There is also Republic Act 2590, which specifically focuses on protected species and makes it “unlawful for any person in the Philippine Islands to hunt, wound, take, or kill,
or have in his or her possession, living or dead, or to purchase, offer, or expose for sale, transport, ship, or export, alive or dead, any protected bird, fish, shellfish, or mammal, or to sell or have in possession for sale any part of either.”

The Philippines is also part of the Convention on International Trade in Endangered Species of Wild Fauna and Flora (CITES), the international agreement among countries to ensure that international trade in specimens of wild animals and plants does not threaten their survival.

In spite of these laws, however, most of those who engage in the trade of illegal wildlife in the country are seldom caught and even more rarely prosecuted. Also, the low penalties prescribed in the current wildlife law do not deter people from illegally poaching and selling wildlife in the country.

Adding to the complications is the penchant of some people to take pity on vendors selling wild animals. Rather than report the activity to the authorities, they believe that the best course of action in this situation is to purchase the hapless creatures being sold.

Here’s the rub: Even if one does it with the best of intentions, not only is it often illegal, but it also does not solve the problem and actually makes it worse in the long run.


Birds are probably the most frequently sold wild animals in the Philippines. It’s easy to see why. The feathered creatures come in all shapes and colors and are fascinating to behold.

Wild members of the Parrot family are especially favored by vendors, including the Blue-Naped Parrot, the Palawan Racket-Tail, and the Philippine Hanging-Parrot or Colasisi. But even more common species like Chestnut Munias, Eurasian Sparrows, Black-Naped Orioles, and Glossy Starlings are often trapped and sold.

Common or rare, it is against the law to trap and sell wild Birds. . . as well as to buy them.

And yet for many, the combination of a caged Bird and an indigent seller is irresistible. And so, well-meaning individuals buy the Bird, release them back into the wild, and pat themselves on the back for seemingly having accomplished a good deed.

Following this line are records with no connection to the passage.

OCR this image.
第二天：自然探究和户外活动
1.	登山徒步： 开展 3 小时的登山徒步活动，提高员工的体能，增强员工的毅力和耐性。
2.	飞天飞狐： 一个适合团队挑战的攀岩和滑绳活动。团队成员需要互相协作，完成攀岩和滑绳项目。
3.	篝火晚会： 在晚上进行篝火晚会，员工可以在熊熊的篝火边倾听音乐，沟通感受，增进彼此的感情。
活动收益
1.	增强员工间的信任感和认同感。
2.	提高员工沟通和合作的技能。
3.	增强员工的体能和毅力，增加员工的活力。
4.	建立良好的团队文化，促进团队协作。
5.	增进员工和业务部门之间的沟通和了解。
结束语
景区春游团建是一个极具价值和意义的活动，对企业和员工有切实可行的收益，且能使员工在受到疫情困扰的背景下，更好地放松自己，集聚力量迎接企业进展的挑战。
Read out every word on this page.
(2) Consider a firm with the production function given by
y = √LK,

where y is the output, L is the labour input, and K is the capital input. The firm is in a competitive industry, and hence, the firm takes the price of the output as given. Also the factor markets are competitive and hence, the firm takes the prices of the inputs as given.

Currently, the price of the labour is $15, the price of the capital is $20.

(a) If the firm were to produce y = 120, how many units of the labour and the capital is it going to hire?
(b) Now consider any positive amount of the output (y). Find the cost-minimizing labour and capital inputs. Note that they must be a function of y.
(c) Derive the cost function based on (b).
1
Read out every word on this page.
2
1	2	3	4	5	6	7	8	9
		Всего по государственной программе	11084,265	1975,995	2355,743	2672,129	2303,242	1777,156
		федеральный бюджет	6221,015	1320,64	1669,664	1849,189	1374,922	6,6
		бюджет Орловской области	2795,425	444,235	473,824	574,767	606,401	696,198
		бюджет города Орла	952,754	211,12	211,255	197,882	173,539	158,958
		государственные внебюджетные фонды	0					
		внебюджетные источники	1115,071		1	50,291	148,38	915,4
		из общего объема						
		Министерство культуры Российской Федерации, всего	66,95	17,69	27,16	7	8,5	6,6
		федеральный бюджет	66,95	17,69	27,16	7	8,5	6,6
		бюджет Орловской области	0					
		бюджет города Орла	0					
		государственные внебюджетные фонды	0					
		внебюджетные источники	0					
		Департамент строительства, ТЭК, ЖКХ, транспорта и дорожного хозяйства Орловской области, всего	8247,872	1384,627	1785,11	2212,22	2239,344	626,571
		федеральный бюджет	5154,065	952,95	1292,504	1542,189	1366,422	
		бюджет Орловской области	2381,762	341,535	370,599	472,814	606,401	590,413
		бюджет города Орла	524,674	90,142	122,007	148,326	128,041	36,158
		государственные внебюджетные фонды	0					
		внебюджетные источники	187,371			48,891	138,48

Scenarios such as this have triggered spirited discussions among groups of animal enthusiasts. In the Facebook group Philippine Birdwatch Community which is made up of birders and birdwatchers, a photo of wild Birds in a cage being sold by an elderly lady in front of a local church launched a long exchange after one commenter opined that had he been there, he would have bought all the Birds and then liberated them. In doing so, he would have restored the Birds’ freedom and helped provide for the poor vendor’s needs in the process.

Other commenters maintained that both the act of selling and buying the Birds were illegal, and the proper thing to do would have been to report it to the authorities.

This was countered by some who insisted that in situations such as this, one should take the humane route rather than the legal one and look out for the welfare of both Birds, who would likely die in captivity, and that of the seller, who probably knew of no other way to earn a living.

But certain members of the group pointed out that buying the Birds would perpetuate a cycle of animal poaching, as this would send the signal that it was a viable business.


When faced with the above scenario, it is quite understandable how one might yearn to rescue both captive and captor: one from a literal prison, the other from the prison of poverty.

Some sellers of wild animals can be viewed as victims of a system that has failed to provide them with a viable means of livelihood. Their participation in an illicit activity is an act of desperation.

But by purchasing their “goods,” the buyer not only breaks the law as well, but contributes to a worsening of an already dire situation.

No long-term good can come out of buying illegally-acquired wild animals. Doing so fuels a demand for such, which could lead to increased poaching and more frequent selling activities.

In the long run, both animals and sellers are put in jeopardy. Both are placed in a position where they could be deprived of their liberty.